SINGAPORE — The Attorney-General’s Chambers (AGC) has identified two specific areas for improvement in the wake of the high profile acquittal of former domestic helper Parti Liyani, said Law and Home Affairs Minister K Shanmugam on Wednesday (4 November).
Firstly, AGC will develop guidelines on the valuation of stolen items, he told the House in his ministerial statement on the case.
There are currently no formal guidelines on this, with prosecutors expected to use their judgment and discretion, he said.
In Parti Liyani’s case, the valuation of items in the charges were derived from the estimates of her former employer Liew Mun Leong’s family.
“This has been the general practice, hitherto, to rely on the complainant’s assessment of the value,” said Shanmugam.
An independent assessment of the value of the items may have helped in this case, he added.

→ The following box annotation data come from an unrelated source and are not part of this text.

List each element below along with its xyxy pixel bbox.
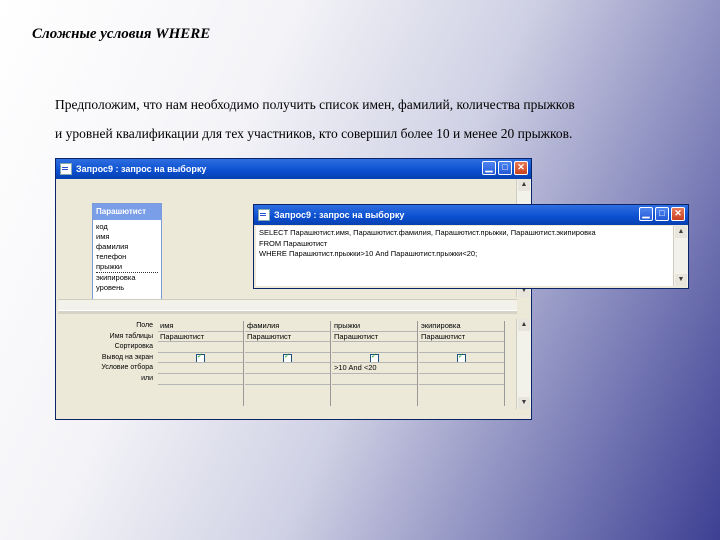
criteria-cell[interactable]: >10 And <20 — [332, 363, 417, 374]
minimize-icon: ▁ — [485, 162, 493, 172]
field-cell[interactable]: фамилия — [245, 321, 330, 332]
sort-cell[interactable] — [245, 342, 330, 353]
maximize-button[interactable]: □ — [498, 161, 512, 175]
field-item[interactable]: прыжки — [96, 262, 158, 273]
sort-cell[interactable] — [332, 342, 417, 353]
criteria-cell[interactable] — [245, 363, 330, 374]
scroll-down-icon[interactable]: ▼ — [518, 397, 530, 409]
close-button[interactable]: ✕ — [671, 207, 685, 221]
or-cell[interactable] — [158, 374, 243, 385]
field-item[interactable]: фамилия — [96, 242, 158, 252]
intro-line-2: и уровней квалификации для тех участнико… — [55, 126, 573, 141]
close-icon: ✕ — [674, 208, 682, 218]
field-cell[interactable]: прыжки — [332, 321, 417, 332]
query-grid[interactable]: имя Парашютист фамилия Парашютист прыжки… — [158, 321, 508, 406]
pane-splitter[interactable] — [58, 310, 517, 314]
sql-vertical-scrollbar[interactable]: ▲ ▼ — [673, 226, 688, 286]
checkbox-checked-icon[interactable] — [457, 353, 466, 363]
or-cell[interactable] — [332, 374, 417, 385]
query-design-window[interactable]: Запрос9 : запрос на выборку ▁ □ ✕ Парашю… — [55, 158, 532, 420]
table-field-list[interactable]: Парашютист код имя фамилия телефон прыжк… — [92, 203, 162, 313]
grid-row-labels: Поле Имя таблицы Сортировка Вывод на экр… — [58, 321, 153, 385]
maximize-icon: □ — [659, 208, 665, 218]
scroll-up-icon[interactable]: ▲ — [518, 179, 530, 191]
row-label: или — [141, 374, 153, 382]
sql-window-title: Запрос9 : запрос на выборку — [274, 210, 405, 220]
scroll-up-icon[interactable]: ▲ — [675, 226, 687, 238]
maximize-icon: □ — [502, 162, 508, 172]
sort-cell[interactable] — [158, 342, 243, 353]
query-window-icon — [60, 163, 72, 175]
field-item[interactable]: телефон — [96, 252, 158, 262]
show-cell[interactable] — [419, 353, 504, 364]
field-item[interactable]: имя — [96, 232, 158, 242]
slide-title: Сложные условия WHERE — [32, 26, 211, 42]
design-window-title: Запрос9 : запрос на выборку — [76, 164, 207, 174]
criteria-cell[interactable] — [419, 363, 504, 374]
row-label: Сортировка — [114, 343, 153, 351]
table-cell[interactable]: Парашютист — [158, 332, 243, 343]
query-grid-pane: Поле Имя таблицы Сортировка Вывод на экр… — [58, 315, 517, 411]
close-icon: ✕ — [517, 162, 525, 172]
minimize-button[interactable]: ▁ — [639, 207, 653, 221]
checkbox-checked-icon[interactable] — [283, 353, 292, 363]
maximize-button[interactable]: □ — [655, 207, 669, 221]
sql-window-titlebar[interactable]: Запрос9 : запрос на выборку ▁ □ ✕ — [254, 205, 688, 225]
minimize-icon: ▁ — [642, 208, 650, 218]
grid-column[interactable]: экипировка Парашютист — [419, 321, 505, 406]
field-item[interactable]: код — [96, 222, 158, 232]
grid-column[interactable]: имя Парашютист — [158, 321, 244, 406]
criteria-cell[interactable] — [158, 363, 243, 374]
intro-line-1: Предположим, что нам необходимо получить… — [55, 97, 575, 112]
table-cell[interactable]: Парашютист — [245, 332, 330, 343]
sql-line: FROM Парашютист — [259, 238, 328, 248]
design-window-titlebar[interactable]: Запрос9 : запрос на выборку ▁ □ ✕ — [56, 159, 531, 179]
scroll-up-icon[interactable]: ▲ — [518, 319, 530, 331]
sql-text-area[interactable]: SELECT Парашютист.имя, Парашютист.фамили… — [256, 226, 674, 286]
scroll-down-icon[interactable]: ▼ — [675, 274, 687, 286]
table-cell[interactable]: Парашютист — [332, 332, 417, 343]
show-cell[interactable] — [158, 353, 243, 364]
row-label: Имя таблицы — [109, 332, 153, 340]
row-label: Поле — [136, 322, 153, 329]
checkbox-checked-icon[interactable] — [196, 353, 205, 363]
close-button[interactable]: ✕ — [514, 161, 528, 175]
grid-vertical-scrollbar[interactable]: ▲ ▼ — [516, 319, 531, 409]
minimize-button[interactable]: ▁ — [482, 161, 496, 175]
grid-column[interactable]: фамилия Парашютист — [245, 321, 331, 406]
row-label: Вывод на экран — [101, 353, 153, 361]
or-cell[interactable] — [419, 374, 504, 385]
field-cell[interactable]: экипировка — [419, 321, 504, 332]
or-cell[interactable] — [245, 374, 330, 385]
field-item[interactable]: экипировка — [96, 273, 158, 283]
show-cell[interactable] — [245, 353, 330, 364]
sql-line: SELECT Парашютист.имя, Парашютист.фамили… — [259, 228, 596, 237]
sort-cell[interactable] — [419, 342, 504, 353]
table-field-list-title: Парашютист — [93, 204, 161, 220]
table-cell[interactable]: Парашютист — [419, 332, 504, 343]
field-cell[interactable]: имя — [158, 321, 243, 332]
row-label: Условие отбора — [101, 364, 153, 372]
query-window-icon — [258, 209, 270, 221]
checkbox-checked-icon[interactable] — [370, 353, 379, 363]
field-item[interactable]: уровень — [96, 283, 158, 293]
show-cell[interactable] — [332, 353, 417, 364]
sql-view-window[interactable]: Запрос9 : запрос на выборку ▁ □ ✕ SELECT… — [253, 204, 689, 289]
sql-line: WHERE Парашютист.прыжки>10 And Парашютис… — [259, 249, 478, 258]
grid-column[interactable]: прыжки Парашютист >10 And <20 — [332, 321, 418, 406]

Secondly, AGC is also looking at how it prepares for trials, and will seek to learn from this case as well as others, said Shanmugam.
The prosecution’s overarching role is to ensure that justice is done and not to win at all costs, he pointed out.

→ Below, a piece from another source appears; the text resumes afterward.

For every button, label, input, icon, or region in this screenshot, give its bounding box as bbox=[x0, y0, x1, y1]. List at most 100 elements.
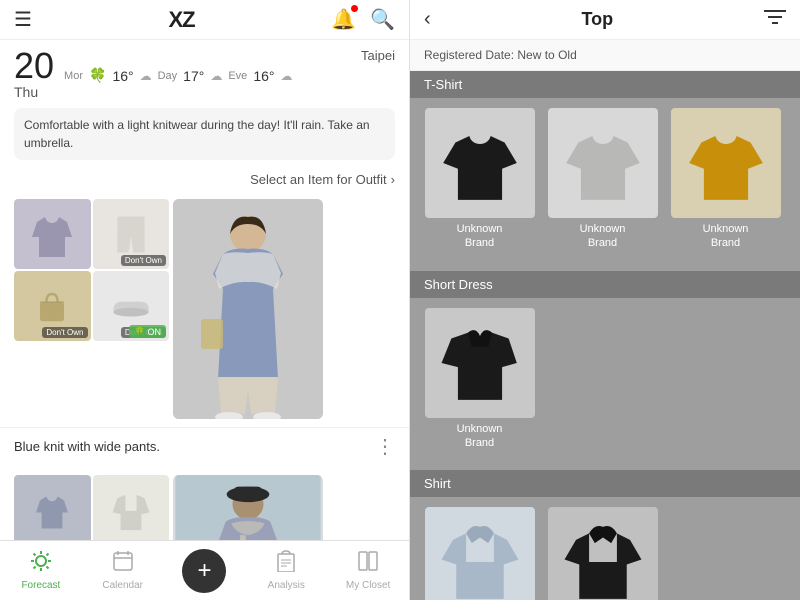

“AGC has consistently emphasised this point to all its officers and will continue to do so,” he added.
On the High Court’s observations regarding the demonstration of a DVD player’s workability in court by two Deputy Public Prosecutors (DPP), Shanmugam said the matter is subject to disciplinary tribunal (DT) proceedings with possible penal sanctions.
“There will be a full account of what the DPPs did at the DT,” he added.